同大IR推進室は「私どもの最も強い部分を小田原に持ってくる。工学研究や産学連携の一大拠点として、小田原発の技術ブランドをつくりたい」と移転の意義を強調している。
市文化部は「産学連携にも大きく期待でき、地域活性化につながると評価できる。市の意思決定はこれからだが、大枠で受け入れる方向で検討していきたい」と話している。
大学側はまた、法学部が当初計画の2017年4月の一括移転ではなく、16年度の新入生から前倒しでの移転を検討していることも示した。

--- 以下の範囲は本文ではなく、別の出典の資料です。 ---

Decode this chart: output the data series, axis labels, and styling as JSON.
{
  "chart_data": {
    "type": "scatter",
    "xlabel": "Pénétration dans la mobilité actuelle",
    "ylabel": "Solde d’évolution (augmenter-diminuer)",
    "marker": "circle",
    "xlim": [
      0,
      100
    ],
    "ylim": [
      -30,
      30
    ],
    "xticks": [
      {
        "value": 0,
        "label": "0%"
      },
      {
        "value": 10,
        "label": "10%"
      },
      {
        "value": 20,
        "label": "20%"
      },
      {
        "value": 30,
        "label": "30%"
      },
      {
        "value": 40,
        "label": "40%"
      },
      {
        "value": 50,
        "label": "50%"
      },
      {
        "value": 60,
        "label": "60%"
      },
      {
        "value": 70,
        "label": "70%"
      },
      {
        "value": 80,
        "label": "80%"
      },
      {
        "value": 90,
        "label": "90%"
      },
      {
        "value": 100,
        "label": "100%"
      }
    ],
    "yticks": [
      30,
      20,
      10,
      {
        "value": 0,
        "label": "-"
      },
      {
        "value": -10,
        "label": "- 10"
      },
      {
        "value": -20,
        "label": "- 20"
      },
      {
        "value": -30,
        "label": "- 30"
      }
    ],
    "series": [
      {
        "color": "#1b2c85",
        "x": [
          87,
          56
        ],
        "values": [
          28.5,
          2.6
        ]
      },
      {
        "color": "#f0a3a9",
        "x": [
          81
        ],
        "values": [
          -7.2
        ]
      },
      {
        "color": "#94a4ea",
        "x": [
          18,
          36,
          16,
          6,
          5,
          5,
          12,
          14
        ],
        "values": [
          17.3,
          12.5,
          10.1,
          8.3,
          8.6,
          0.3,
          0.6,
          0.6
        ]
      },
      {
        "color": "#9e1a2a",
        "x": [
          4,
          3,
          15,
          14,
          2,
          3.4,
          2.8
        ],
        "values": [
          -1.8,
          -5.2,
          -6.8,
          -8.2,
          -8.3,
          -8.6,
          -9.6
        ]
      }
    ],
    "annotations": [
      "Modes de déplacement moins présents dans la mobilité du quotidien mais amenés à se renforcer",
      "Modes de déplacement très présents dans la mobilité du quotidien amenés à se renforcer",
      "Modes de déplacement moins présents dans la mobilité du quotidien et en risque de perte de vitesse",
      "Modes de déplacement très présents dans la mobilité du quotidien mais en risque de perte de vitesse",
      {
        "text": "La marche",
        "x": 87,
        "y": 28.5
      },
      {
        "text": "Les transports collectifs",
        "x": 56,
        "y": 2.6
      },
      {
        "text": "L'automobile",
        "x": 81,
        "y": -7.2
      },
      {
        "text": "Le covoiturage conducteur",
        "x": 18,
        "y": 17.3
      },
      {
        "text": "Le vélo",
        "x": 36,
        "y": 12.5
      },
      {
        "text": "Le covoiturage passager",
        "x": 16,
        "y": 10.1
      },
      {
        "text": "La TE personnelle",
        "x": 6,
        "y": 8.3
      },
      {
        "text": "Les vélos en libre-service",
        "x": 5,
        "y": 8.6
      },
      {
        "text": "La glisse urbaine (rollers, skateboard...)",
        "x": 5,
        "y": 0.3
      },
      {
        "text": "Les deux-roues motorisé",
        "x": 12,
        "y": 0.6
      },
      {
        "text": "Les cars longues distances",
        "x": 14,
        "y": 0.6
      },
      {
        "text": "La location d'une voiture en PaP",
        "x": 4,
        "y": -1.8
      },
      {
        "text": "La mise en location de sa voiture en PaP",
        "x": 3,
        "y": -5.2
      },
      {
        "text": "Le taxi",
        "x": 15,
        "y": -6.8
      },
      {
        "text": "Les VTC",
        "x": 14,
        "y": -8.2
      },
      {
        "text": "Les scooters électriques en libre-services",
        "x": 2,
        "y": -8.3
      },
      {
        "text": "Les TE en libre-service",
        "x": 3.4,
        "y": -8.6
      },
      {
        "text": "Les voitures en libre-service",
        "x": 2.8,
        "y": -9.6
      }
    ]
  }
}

小田原キャンパスは1991年に開設し法学部のみ。敷地は約12ヘクタールで、市は大学誘致のため、用地取得費用などの大部分を占める約43億円を補助した。ピーク時は1820人(2005年度)の学生が在籍していたが、近年は少子化の進行に加え、大学間で法学部学生の獲得競争が激しく、現在の学生数は定員1320人に対し1131人と、定員割れしている。
他学部聴講といった学生の利便性向上などのため、同大は昨年7月に法学部の移転計画を市に申し入れ、両者間で協議を重ねていた。